Tree metrics and log-concavity for matroids

TL;DR

This paper characterizes when a set function satisfies the gross substitutes property using Lorentzian polynomials, and applies this to resolve open problems related to Mason's log-concavity conjectures for matroids.

Contribution

It provides a novel characterization linking Lorentzian polynomials to gross substitutes and solves longstanding open problems in matroid theory.

Findings

Set function $ u$ satisfies gross substitutes iff its polynomial $Z_{q, u}$ is Lorentzian for all $q \,\leq 1$.

Established a rank 1 upper bound for ultrametric tree distance matrices.

Resolved open problems on Mason's log-concavity conjectures for matroids.

Abstract

We show that a set function $\nu$ satisfies the gross substitutes property if and only if its homogeneous generating polynomial $Z_{q,\nu}$ is a Lorentzian polynomial for all positive $q \le 1$, answering a question of Eur-Huh.

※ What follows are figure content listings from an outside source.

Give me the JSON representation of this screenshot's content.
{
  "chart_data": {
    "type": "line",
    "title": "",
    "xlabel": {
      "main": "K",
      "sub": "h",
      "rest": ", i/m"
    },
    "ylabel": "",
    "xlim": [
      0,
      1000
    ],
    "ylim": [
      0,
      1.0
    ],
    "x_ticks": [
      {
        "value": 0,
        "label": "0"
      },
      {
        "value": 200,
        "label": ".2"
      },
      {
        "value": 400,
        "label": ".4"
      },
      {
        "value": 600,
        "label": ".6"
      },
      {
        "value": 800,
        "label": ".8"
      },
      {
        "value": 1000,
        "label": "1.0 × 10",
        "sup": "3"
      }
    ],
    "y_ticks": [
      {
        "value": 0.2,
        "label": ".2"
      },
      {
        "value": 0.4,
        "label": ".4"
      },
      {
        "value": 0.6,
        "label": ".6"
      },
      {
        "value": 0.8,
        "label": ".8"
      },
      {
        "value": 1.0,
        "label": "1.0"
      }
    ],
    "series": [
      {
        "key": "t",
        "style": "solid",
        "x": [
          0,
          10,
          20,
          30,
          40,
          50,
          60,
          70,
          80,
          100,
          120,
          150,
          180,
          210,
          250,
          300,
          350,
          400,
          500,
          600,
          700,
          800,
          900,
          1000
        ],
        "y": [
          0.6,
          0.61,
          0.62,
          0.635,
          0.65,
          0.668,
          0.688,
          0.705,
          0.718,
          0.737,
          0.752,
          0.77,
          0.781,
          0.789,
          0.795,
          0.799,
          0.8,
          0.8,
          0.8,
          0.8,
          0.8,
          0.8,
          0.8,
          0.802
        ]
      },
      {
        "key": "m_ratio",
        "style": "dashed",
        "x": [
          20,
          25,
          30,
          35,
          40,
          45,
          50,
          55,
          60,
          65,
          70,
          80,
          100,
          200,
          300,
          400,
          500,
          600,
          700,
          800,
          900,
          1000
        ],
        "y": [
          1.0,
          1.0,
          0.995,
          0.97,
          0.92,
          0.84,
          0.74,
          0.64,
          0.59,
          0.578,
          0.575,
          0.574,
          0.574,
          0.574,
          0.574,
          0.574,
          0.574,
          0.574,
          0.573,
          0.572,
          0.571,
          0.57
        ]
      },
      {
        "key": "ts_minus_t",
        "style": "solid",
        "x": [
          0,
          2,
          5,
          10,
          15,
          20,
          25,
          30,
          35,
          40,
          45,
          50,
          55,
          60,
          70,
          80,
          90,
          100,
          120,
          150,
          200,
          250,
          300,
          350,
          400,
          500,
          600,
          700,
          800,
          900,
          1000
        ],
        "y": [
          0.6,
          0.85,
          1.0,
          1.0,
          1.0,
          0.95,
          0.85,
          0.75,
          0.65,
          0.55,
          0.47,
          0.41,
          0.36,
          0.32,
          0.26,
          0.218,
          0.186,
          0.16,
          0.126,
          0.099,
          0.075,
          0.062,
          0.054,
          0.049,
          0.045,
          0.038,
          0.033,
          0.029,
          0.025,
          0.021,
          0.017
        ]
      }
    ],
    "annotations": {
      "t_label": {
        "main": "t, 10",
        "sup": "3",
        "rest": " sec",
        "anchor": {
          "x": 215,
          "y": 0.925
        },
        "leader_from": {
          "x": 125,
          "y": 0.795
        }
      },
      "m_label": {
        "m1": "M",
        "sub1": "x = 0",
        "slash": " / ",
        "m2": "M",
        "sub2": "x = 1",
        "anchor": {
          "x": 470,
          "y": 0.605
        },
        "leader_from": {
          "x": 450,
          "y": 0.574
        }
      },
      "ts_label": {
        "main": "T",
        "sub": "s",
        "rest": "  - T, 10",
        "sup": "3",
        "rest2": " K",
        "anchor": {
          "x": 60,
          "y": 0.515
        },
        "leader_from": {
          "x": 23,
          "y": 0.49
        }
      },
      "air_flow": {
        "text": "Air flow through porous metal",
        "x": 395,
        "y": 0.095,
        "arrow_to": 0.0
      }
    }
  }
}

We achieve this by giving a rank 1 upper bound for the distance matrix of an ultrametric tree, refining a classical result of Graham-Pollak. This characterization enables us to resolve two open problems that strengthen Mason's log-concavity conjectures for the number of independent sets of a matroid: one posed by Giansiracusa-Rinc\'on-Schleis-Ulirsch for valuated matroids, and two posed by Dowling in 1980 and Zhao in 1985 for ordinary matroids.